Three-time champion Serena Williams could face longtime rival Maria Sharapova in the French Open last-16 after Thursday’s draw which also handed Rafael Nadal a dream route to an 11th title.
Serena, the champion in 2002, 2013 and 2015, will start against Kristyna Pliskova of the Czech Republic. Pliskova, the twin sister of world number six Karolina, has never won a main draw match at Roland Garros.
Former world number one Williams, now ranked a lowly 453, is playing a Grand Slam for the first time since she won her 23rd major at the 2017 Australian Open after which she stepped off the tour to give birth to her daughter in September.
Williams, 36, has played just four matches on the tour in 2018 and not featured at all since Miami in March.
Sharapova, champion in 2012 and 2014, could face Serena, against who she lost in the 2013 final at Roland Garros, in the fourth round.
The Russian, who missed last year’s event after she was refused a wild card as she battled to rebuild her career following a 15-month doping ban, has not defeated Williams since 2004. The American leads their head-to-head series 19-2.
Before they get to that stage, Sharapova would possibly have to get past Czech sixth seed Karolina Pliskova.
Defending women’s champion Jelena Ostapenko, fifth in the world, starts against Kateryna Kozlova of Ukraine and could face former world number one and two-time Grand Slam title winner Victoria Azarenka in the second round.
Top seed and two-time runner-up Simona Halep faces Alison Riske of the United States in her opener while second seed and Australian Open champion Caroline Wozniacki starts against another American, Danielle Collins.
Third seed Garbine Muguruza, who beat Williams in the 2016 final, starts against Russia’s Svetlana Kuznetsova, the 2009 champion in Paris.
Dream draw for Nadal
Top seed Nadal starts his bid for an 11th Roland Garros title against Ukraine’s world number 54 Alexander Dolgopolov.
Nadal, fresh from an eighth Rome clay court title having also won his 11th trophies in Barcelona and Monte Carlo already this spring, has a 7-2 record over Dolgopolov.
“It’s always special when I come back to Paris where I have had so many wonderful moments in my career,” said Nadal at the draw ceremony ahead of the French Open which starts on Sunday.
One glance at the draw would have left the 31-year-old Spaniard feeling even more special after former champions Novak Djokovic, Stan Wawrinka as well as clay court dangerman Dominic Thiem all landed in the other half of the draw where Alexander Zverev is the second seed.
Nadal’s path to the final could see him face childhood friend Richard Gasquet in the third round, possibly Denis Shapovalov in the last-16, then Kevin Anderson, who he beat in the 2017 US Open final, and third-seed Marin Cilic in the semi-finals.

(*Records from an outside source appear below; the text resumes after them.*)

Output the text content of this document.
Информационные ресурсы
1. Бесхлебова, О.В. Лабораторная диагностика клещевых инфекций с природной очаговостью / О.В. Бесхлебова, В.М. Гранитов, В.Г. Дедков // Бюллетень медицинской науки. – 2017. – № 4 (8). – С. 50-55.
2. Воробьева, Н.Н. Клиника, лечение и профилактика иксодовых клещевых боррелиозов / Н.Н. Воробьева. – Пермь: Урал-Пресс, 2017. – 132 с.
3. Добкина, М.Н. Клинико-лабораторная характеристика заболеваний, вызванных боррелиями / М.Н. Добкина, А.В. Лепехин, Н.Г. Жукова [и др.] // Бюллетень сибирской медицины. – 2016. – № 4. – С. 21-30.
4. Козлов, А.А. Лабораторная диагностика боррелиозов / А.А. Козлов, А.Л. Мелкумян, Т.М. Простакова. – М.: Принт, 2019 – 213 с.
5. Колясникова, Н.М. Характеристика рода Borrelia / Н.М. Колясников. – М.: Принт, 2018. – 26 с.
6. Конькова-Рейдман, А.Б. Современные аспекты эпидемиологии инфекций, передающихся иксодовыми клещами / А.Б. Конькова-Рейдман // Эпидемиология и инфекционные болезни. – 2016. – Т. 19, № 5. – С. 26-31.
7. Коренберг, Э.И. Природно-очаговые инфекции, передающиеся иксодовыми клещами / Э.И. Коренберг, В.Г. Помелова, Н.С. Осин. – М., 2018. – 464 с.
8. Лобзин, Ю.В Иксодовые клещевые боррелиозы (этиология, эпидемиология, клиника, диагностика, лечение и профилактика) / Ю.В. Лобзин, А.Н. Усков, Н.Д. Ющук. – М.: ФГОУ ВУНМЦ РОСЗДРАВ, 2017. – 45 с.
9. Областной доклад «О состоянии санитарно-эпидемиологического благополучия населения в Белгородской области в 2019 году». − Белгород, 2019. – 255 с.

Zverev, who lost to Nadal in the Rome final last weekend, has never got beyond the third round in Paris and was defeated in the first round last year.
The 21-year-old German, who is seeded second in the absence of Roger Federer, begins his French Open against Ricardis Berankis of Lithuania.
Djokovic, the 2016 champion who is down at 22 in the rankings after struggling to recover from an elbow injury, starts against a qualifier and could meet fourth seed Grigor Dimitrov in the fourth round.
The 31-year-old Djokovic showed signs of a return to form in Rome where he made the semi-finals, losing to Nadal.
Wawrinka, the 2015 champion in Paris and runner-up to Nadal last year, begins against Spain’s Guillermo Garcia Lopez.
Swiss veteran Wawrinka has missed three months of the year after knee surgery and only returned to action in Geneva this week where he won one match before losing in the quarter-finals on Thursday.